Diane Ravitch today:
Suppose you wanted to destroy public education.
Suppose you wanted to make it so unpleasant to be a teacher or a student in a public school that everyone began to long for a way out. What would you do?
Let’s see. You would subject kids to tests repeatedly to the point that their parents complained bitterly. You would take away art and music, maybe physical education too, to make more time for testing. You would open a few charters, which would scoop up the best students, the strivers, and exclude the troublemakers. You would leave the public schools as refuges for the kids rejected or unwanted by the charters. Wouldn’t it be likely that all the motivated parents would clamor for a way to get their kids out too? Then there would be charters for the “good” kids and the public schools would be the dumping grounds.
Do the same for teachers but in different ways. Threaten them with termination if they don’t comply. Tell them their experience and education don’t count. Tell them their quality will depend on their students’ test scores. Watch their spirits droop as their best students leave for charter schools. Be sure to put non-educators in charge and lecture them regularly about how they are responsible if any child should fail. Snap the whip to keep them on their toes. Never treat them as professionals but as lazy time-servers who need constant reminders of their inadequacy.
In time, public education would be stigmatized and avoided by all who could get away. Is this where Race to the Top is going?
So you might say, why would anyone want to do that? What's the motivation? I don't know, why would anybody want to destroy Medicare or Social Security?
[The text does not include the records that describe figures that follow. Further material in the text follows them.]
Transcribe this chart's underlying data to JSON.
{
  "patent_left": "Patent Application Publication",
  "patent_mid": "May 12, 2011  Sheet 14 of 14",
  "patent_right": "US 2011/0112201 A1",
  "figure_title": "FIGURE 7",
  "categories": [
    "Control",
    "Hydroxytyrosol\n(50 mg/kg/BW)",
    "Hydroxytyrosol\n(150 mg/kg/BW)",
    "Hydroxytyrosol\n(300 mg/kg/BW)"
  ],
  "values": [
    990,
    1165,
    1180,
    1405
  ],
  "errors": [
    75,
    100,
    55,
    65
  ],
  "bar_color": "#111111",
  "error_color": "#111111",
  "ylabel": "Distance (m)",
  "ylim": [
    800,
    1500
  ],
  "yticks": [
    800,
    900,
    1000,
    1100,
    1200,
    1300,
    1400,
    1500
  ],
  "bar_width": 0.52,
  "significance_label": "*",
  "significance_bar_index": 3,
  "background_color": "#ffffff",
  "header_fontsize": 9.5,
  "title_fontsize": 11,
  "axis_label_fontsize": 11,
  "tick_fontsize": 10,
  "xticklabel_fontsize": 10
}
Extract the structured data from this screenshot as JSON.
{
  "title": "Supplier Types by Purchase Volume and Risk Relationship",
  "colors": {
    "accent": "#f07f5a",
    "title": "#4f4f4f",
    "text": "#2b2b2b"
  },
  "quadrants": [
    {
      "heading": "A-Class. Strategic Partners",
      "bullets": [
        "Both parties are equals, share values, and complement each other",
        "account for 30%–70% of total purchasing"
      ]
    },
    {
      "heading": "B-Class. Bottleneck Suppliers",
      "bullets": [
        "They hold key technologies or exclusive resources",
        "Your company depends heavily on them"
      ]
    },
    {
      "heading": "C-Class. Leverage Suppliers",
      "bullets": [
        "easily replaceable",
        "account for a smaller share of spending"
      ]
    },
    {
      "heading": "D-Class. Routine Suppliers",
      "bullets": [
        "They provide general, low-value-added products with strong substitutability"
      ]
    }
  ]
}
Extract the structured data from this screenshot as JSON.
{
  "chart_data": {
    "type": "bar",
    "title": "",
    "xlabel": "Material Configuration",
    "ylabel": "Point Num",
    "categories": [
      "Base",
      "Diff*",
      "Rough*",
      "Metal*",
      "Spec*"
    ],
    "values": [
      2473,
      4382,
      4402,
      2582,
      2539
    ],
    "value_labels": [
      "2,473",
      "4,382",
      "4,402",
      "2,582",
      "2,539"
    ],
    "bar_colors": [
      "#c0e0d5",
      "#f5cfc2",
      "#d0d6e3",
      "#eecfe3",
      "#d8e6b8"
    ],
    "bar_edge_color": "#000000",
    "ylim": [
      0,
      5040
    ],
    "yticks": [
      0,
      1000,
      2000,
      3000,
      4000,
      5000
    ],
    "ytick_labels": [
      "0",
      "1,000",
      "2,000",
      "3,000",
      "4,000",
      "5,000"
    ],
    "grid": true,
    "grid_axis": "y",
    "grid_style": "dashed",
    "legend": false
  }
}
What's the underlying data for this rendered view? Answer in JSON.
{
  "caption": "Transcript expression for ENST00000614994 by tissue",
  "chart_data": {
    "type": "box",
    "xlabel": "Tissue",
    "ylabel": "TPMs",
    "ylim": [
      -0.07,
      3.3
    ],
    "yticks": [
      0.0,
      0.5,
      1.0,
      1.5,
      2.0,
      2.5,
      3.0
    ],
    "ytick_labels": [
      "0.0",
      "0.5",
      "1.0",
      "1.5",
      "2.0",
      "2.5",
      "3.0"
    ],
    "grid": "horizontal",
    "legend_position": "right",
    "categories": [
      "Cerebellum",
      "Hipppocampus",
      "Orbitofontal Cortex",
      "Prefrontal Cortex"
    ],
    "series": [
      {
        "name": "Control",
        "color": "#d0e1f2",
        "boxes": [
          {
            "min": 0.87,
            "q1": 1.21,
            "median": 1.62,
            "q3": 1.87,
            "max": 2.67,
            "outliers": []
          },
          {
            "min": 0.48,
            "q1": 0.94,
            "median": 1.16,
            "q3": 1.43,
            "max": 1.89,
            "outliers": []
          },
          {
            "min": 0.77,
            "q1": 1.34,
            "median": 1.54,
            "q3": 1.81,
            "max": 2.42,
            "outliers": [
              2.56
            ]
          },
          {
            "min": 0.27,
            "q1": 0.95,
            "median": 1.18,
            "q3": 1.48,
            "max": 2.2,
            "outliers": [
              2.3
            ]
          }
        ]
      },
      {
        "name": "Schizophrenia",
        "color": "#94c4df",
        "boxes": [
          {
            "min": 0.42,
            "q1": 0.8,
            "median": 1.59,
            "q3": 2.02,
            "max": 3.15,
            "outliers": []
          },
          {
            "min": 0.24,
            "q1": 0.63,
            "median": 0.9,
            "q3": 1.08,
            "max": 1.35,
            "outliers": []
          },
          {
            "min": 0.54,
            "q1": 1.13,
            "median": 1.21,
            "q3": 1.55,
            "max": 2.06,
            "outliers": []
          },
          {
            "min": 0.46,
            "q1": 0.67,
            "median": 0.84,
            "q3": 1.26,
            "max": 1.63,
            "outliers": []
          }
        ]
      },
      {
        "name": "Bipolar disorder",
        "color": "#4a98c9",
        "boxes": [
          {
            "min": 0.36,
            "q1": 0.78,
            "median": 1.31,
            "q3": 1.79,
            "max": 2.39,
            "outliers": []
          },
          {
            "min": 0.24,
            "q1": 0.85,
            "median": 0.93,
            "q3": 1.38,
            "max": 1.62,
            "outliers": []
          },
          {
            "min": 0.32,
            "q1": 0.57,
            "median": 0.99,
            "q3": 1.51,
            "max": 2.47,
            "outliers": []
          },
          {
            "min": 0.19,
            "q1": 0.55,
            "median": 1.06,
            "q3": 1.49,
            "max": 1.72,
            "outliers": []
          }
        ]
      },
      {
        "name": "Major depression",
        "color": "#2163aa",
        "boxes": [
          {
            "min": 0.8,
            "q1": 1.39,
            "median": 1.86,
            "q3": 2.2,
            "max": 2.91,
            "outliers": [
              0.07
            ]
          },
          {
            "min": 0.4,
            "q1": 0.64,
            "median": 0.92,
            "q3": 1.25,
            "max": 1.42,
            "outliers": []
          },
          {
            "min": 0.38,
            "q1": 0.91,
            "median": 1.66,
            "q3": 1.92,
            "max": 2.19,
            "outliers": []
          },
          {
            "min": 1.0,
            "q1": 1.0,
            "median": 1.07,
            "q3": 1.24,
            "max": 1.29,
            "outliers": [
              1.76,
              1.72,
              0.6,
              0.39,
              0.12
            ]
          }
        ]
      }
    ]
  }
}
Corporate education reform is brought to you by the same people who are telling you that everything "public" is bad for you. It's brought to you by libertarian and neoliberal market ideologues who think that the only voting with one pocketbook is the only voting that has any real legitimacy, and that the democratic process is bunk. And as we've seen in the Senate, these people are doing whatever it takes to make their fantasy of ineffective government a self-fulfilling prophecy.
I understand that issues surrounding public education are complex and confusing. If you're not paying a lot of attention, it's easy to accept the basic media narrative about "failing schools" and "ineffective teachers", many of the so-called reform ideas might seem reasonable. What's wrong with charters? Why shouldn't parents have a choice? What's wrong with holding teacher's accountable? What's wrong with testing kids. How else are we going to find out if they are learning?
Well, of course, there's nothing wrong with choice, accountability, and assessments, but there are ways to promote those that also support the basic health of public education, and there are ways to do it that profoundly undermine public education. And corporate reform--as it is embodied in Race to the Top and its Republican predecessor, No Child Left Behind, are clearly designed to undermine it.
I think that the irony of neoliberal market ideology is that it presents itself as 21st century thinking when in fact it is 19th century thinking. It's not Liberalism 5.0; it's Liberalism 3.0. The corporate reformers are trying to turn our schools into industrial age factories, not into the kind of place that prepare kids for the world that will require them to be nimble and adaptive learners.